Eu saí do escritório dele com as pernas trêmulas, tentando manter a compostura diante da assistente que esperava do lado de fora. Ela sorriu, mas foi um sorriso seco, quase protocolar. Algo me dizia que aquele andar era um campo minado — e que ninguém ali sorria por gentileza.
— Sua mesa é ali. — Ela apontou para um espaço discreto, próximo à porta do CEO. — Você será responsável por organizar a agenda dele, filtrar chamadas, acompanhar reuniões e... atender aos pedidos dele com máxima eficiência.
— Atender aos pedidos dele.
A frase ecoou na minha cabeça com um duplo sentido que eu preferia ignorar.
Sentei na minha mesa, ainda processando tudo. O ambiente era moderno, luxuoso, silencioso demais. Cada detalhe parecia calculado. Nada fora do lugar. E todos, todos mesmo, pareciam se mover como peças perfeitamente treinadas num tabuleiro de xadrez.

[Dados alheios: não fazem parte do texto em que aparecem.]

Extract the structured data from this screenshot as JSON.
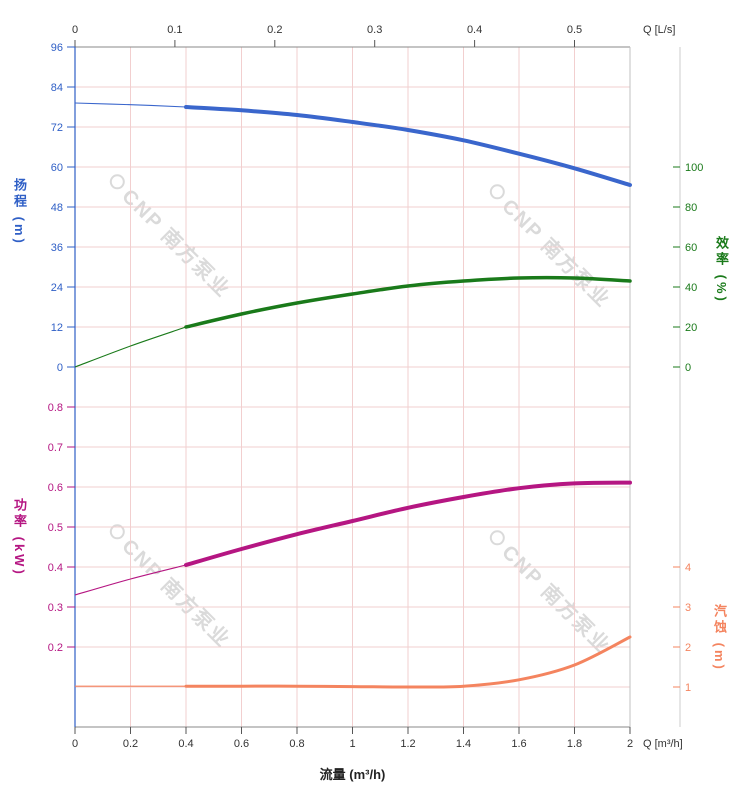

Na minha frente, um computador de última geração já estava ligado. Meu e-mail corporativo aberto. Havia uma lista de tarefas para o dia e a maioria delas envolvia Leonardo.
— Reunião com investidores às 11h. Agendar almoço com o diretor financeiro. Responder e-mails urgentes. Levar contrato para assinatura no escritório dele.
Suspirei e comecei a trabalhar. Queria provar que eu merecia estar ali. Que eu era mais do que um rosto bonito ou uma garota inexperiente. Só que a cada vez que a porta do escritório se abria e ele aparecia... meu corpo traía minha mente. Ele não era só bonito. Era provocante. Perigoso. Seu olhar dizia tudo o que sua boca não precisava dizer. E por mais que eu quisesse evitar, algo dentro de mim ansiava por ver aquele olhar outra vez.
Às 14h, bati à porta dele para entregar o contrato.
— Pode entrar — ele disse, sem desviar os olhos do notebook.
Entrei. Fechei a porta. E naquele instante, senti o ar pesar. Era como se estivéssemos presos em uma bolha de tensão.
— Aqui está o contrato, senhor. — Coloquei o papel sobre a mesa e me virei para sair.
— Rebeca.
Meu nome em sua voz soava diferente. Mais profundo. Mais íntimo.
— Sim?
Ele se levantou. Contornou a mesa devagar, até ficar a poucos passos de mim.
— Sempre foi tão... obediente assim?
Meu coração disparou. Meu corpo inteiro ficou em alerta. Engoli em seco.
— Eu só quero fazer meu trabalho da melhor forma possível, senhor.
Ele inclinou a cabeça, sorrindo com aquele canto de boca que parecia carregar segredos.
— Veremos até onde vai essa dedicação.
Fiquei paralisada. Sem saber o que responder. O calor subia pelo meu pescoço, minha respiração começava a falhar. Mas ele apenas pegou o contrato da mesa, sem me tocar, e voltou para a cadeira.
— Pode ir.
E eu fui. Mas levei comigo algo que não conseguia explicar. Desejo? Medo? Curiosidade? Talvez tudo isso junto. Talvez o início de um perigo irresistível.